Florida has previously added communism-focused education to its schools’ curriculum. The governor proclaimed on Nov. 7, 2023, “Victims of Communism Day” in 2022. The current 2023–24 school year became the first year in which all high school students taking a U.S. government class were required to have 45 minutes of instruction on atrocities of communism the world over, from the Russian Revolution of 1917 and the rise of Mao Zedong in China to the present-day totalitarian regime of Nicolás Maduro and the Chavismo movement in Venezuela.

Mr.

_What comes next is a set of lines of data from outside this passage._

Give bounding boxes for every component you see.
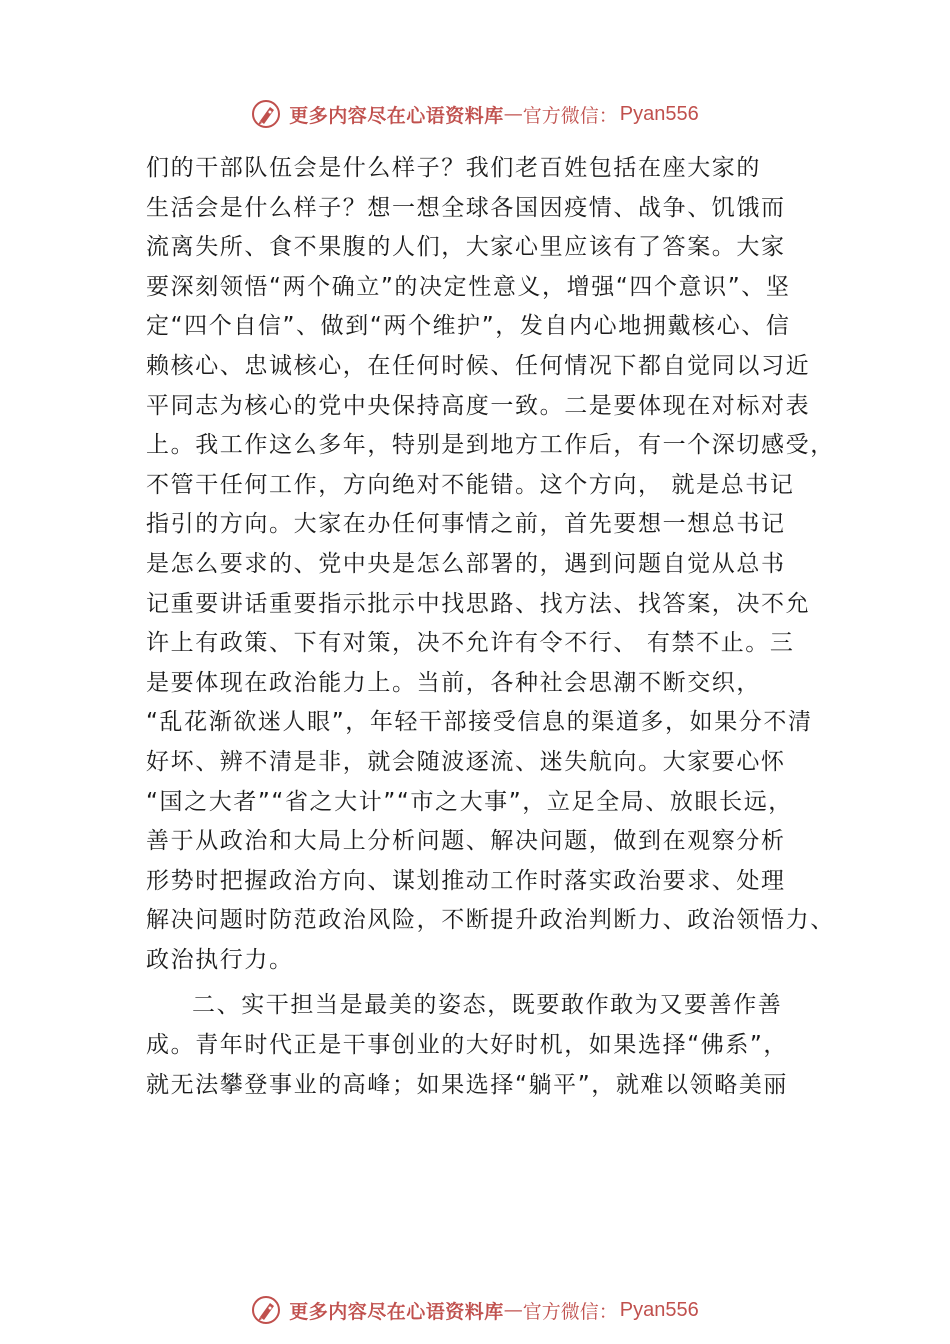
watermark-wechat-label: 官方微信： — [522, 1300, 618, 1323]
text-line: 成。青年时代正是干事创业的大好时机，如果选择“佛系”， — [146, 1032, 789, 1059]
text-line: 二、实干担当是最美的姿态，既要敢作敢为又要善作善 — [192, 992, 783, 1019]
pen-nib-logo-icon — [251, 1295, 281, 1325]
document-body — [146, 149, 835, 1105]
text-line: “国之大者”“省之大计”“市之大事”，立足全局、放眼长远， — [146, 788, 793, 815]
watermark-separator: — — [503, 1299, 523, 1321]
footer-watermark — [0, 1290, 950, 1330]
text-line: 赖核心、忠诚核心，在任何时候、任何情况下都自觉同以习近 — [146, 352, 811, 379]
text-line: 解决问题时防范政治风险，不断提升政治判断力、政治领悟力、 — [146, 907, 835, 934]
text-line: 不管干任何工作，方向绝对不能错。这个方向， 就是总书记 — [146, 471, 795, 498]
text-line: 上。我工作这么多年，特别是到地方工作后，有一个深切感受， — [146, 432, 835, 459]
text-line: 许上有政策、下有对策，决不允许有令不行、 有禁不止。三 — [146, 630, 795, 657]
watermark-separator: — — [503, 103, 523, 125]
text-line: 善于从政治和大局上分析问题、解决问题，做到在观察分析 — [146, 828, 786, 855]
text-line: 好坏、辨不清是非，就会随波逐流、迷失航向。大家要心怀 — [146, 748, 786, 775]
watermark-wechat-label: 官方微信： — [522, 104, 618, 127]
paragraph-1 — [146, 149, 835, 980]
text-line: 是怎么要求的、党中央是怎么部署的，遇到问题自觉从总书 — [146, 550, 786, 577]
watermark-wechat-id: Pyan556 — [619, 102, 699, 125]
text-line: 平同志为核心的党中央保持高度一致。二是要体现在对标对表 — [146, 392, 811, 419]
text-line: 流离失所、食不果腹的人们，大家心里应该有了答案。大家 — [146, 234, 786, 261]
text-line: 形势时把握政治方向、谋划推动工作时落实政治要求、处理 — [146, 867, 786, 894]
text-line: 要深刻领悟“两个确立”的决定性意义，增强“四个意识”、坚 — [146, 273, 791, 300]
text-line: “乱花渐欲迷人眼”，年轻干部接受信息的渠道多，如果分不清 — [146, 709, 813, 736]
pen-nib-logo-icon — [251, 99, 281, 129]
text-line: 就无法攀登事业的高峰；如果选择“躺平”，就难以领略美丽 — [146, 1071, 789, 1098]
header-watermark — [0, 94, 950, 134]
watermark-title: 更多内容尽在心语资料库 — [289, 104, 504, 127]
text-line: 记重要讲话重要指示批示中找思路、找方法、找答案，决不允 — [146, 590, 811, 617]
watermark-wechat-id: Pyan556 — [619, 1298, 699, 1321]
text-line: 指引的方向。大家在办任何事情之前，首先要想一想总书记 — [146, 511, 786, 538]
text-line: 是要体现在政治能力上。当前，各种社会思潮不断交织， — [146, 669, 761, 696]
text-line: 们的干部队伍会是什么样子？我们老百姓包括在座大家的 — [146, 155, 761, 181]
text-line: 生活会是什么样子？想一想全球各国因疫情、战争、饥饿而 — [146, 194, 786, 221]
paragraph-2 — [146, 986, 826, 1105]
text-line: 定“四个自信”、做到“两个维护”，发自内心地拥戴核心、信 — [146, 313, 791, 340]
text-line: 政治执行力。 — [146, 946, 294, 973]
watermark-title: 更多内容尽在心语资料库 — [289, 1300, 504, 1323]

Diaz noted that this legislation will make the state’s education on communism “much more comprehensive.” It will focus on the history of communism in the United States and review activists’ and communists’ tactics and movements in the United States and beyond, including Cuba’s communist policies and the spread of communist ideologies throughout Latin America and other foreign countries.

Higher Education

The commissioner announced that the education would be spread across K–12 grades “in a manner that is age-appropriate” and also praised aspects of the bill that infiltrate higher education. The bill authorizes the Institute for Freedom in the Americas at Miami Dade College to partner with the Adam Smith Center for Economic Freedom at Florida International University (FIU) on promoting, according to the governor’s office, “the importance of economic and individual freedoms as a means to advance human progress—specifically in Latin America and the Caribbean.”

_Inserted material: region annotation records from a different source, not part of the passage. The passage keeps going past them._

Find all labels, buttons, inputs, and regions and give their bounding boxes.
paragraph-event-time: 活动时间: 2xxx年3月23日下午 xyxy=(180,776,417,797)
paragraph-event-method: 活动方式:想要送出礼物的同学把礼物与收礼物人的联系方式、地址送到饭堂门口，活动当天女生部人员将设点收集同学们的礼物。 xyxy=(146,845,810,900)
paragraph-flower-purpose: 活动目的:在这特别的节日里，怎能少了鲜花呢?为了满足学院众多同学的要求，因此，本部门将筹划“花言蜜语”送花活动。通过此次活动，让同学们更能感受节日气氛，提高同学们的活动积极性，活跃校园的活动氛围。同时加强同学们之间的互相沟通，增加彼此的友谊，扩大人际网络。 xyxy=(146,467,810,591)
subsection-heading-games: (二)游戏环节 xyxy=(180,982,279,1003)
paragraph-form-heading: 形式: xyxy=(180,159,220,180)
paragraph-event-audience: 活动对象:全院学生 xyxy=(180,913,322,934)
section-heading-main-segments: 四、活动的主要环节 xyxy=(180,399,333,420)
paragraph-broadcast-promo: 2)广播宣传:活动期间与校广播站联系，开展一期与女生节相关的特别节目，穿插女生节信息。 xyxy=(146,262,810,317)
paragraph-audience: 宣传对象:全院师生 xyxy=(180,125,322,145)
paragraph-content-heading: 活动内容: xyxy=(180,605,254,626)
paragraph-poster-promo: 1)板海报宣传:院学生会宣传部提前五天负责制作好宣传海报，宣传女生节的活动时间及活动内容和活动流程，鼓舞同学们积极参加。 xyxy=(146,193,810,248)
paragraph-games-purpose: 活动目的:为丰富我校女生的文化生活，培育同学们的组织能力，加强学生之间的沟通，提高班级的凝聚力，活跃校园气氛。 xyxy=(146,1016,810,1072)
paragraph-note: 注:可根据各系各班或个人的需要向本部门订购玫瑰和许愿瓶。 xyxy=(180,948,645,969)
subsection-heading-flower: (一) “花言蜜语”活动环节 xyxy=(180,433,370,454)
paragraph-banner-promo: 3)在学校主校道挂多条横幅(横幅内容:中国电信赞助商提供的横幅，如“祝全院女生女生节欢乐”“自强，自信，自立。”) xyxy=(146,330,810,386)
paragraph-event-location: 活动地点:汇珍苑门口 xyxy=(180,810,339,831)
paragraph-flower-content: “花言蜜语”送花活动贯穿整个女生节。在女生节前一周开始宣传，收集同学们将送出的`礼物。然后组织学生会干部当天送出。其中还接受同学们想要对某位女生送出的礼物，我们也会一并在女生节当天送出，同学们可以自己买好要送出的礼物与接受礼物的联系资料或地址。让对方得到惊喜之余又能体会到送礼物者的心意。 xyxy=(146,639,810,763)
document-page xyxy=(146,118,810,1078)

The commissioner and the governor also criticized what they saw as the favoring and spreading of communism across the education system. The governor’s office stated that this bill “prepares students to withstand indoctrination on communism at colleges and universities.”

“For too long, we’ve had the other side trying to impose their ideology and their version of the story—which is false—on our higher ed students,” Mr. Diaz said, noting that he was “delighted” to see that through the institutes at Miami Dade College and FIU, they could penetrate higher education and begin to push back.

The governor also joked that there were more communists on the Harvard faculty than there are left in post-communist Eastern Europe.

Florida used to require that all public high school students pass a 30-hour course called “Americanism vs. Communism,” but it was discontinued after the fall of the Soviet Union in 1991.

According to a 2020 poll conducted by the Victims of Communism Memorial Foundation, 18 percent of Generation Z and 13 percent of millennials think that communism is more fair than capitalism, and 30 percent of Gen Z and 27 percent of millennials have a favorable view of Marxism.

Mr. Collins told the bill signing’s attendees that “right now, in our universities, between 20 and 30 percent” think that communism is something that the United States should try.

“We thought in the ‘80s communism and socialism [were] dead, and we took our foot off the gas pedal, but they never went away,” he said. “They kept fighting. That war continued on, and now we have to make up time.

“So what this bill does is it takes our truth, it takes the reality of what is going on with communism and its effect on communities, countries, and populations, [the] deaths that it causes, and it makes it a very real thing to our youth. We have to teach them. Remember: What we teach our children today will be the reality of this nation tomorrow.”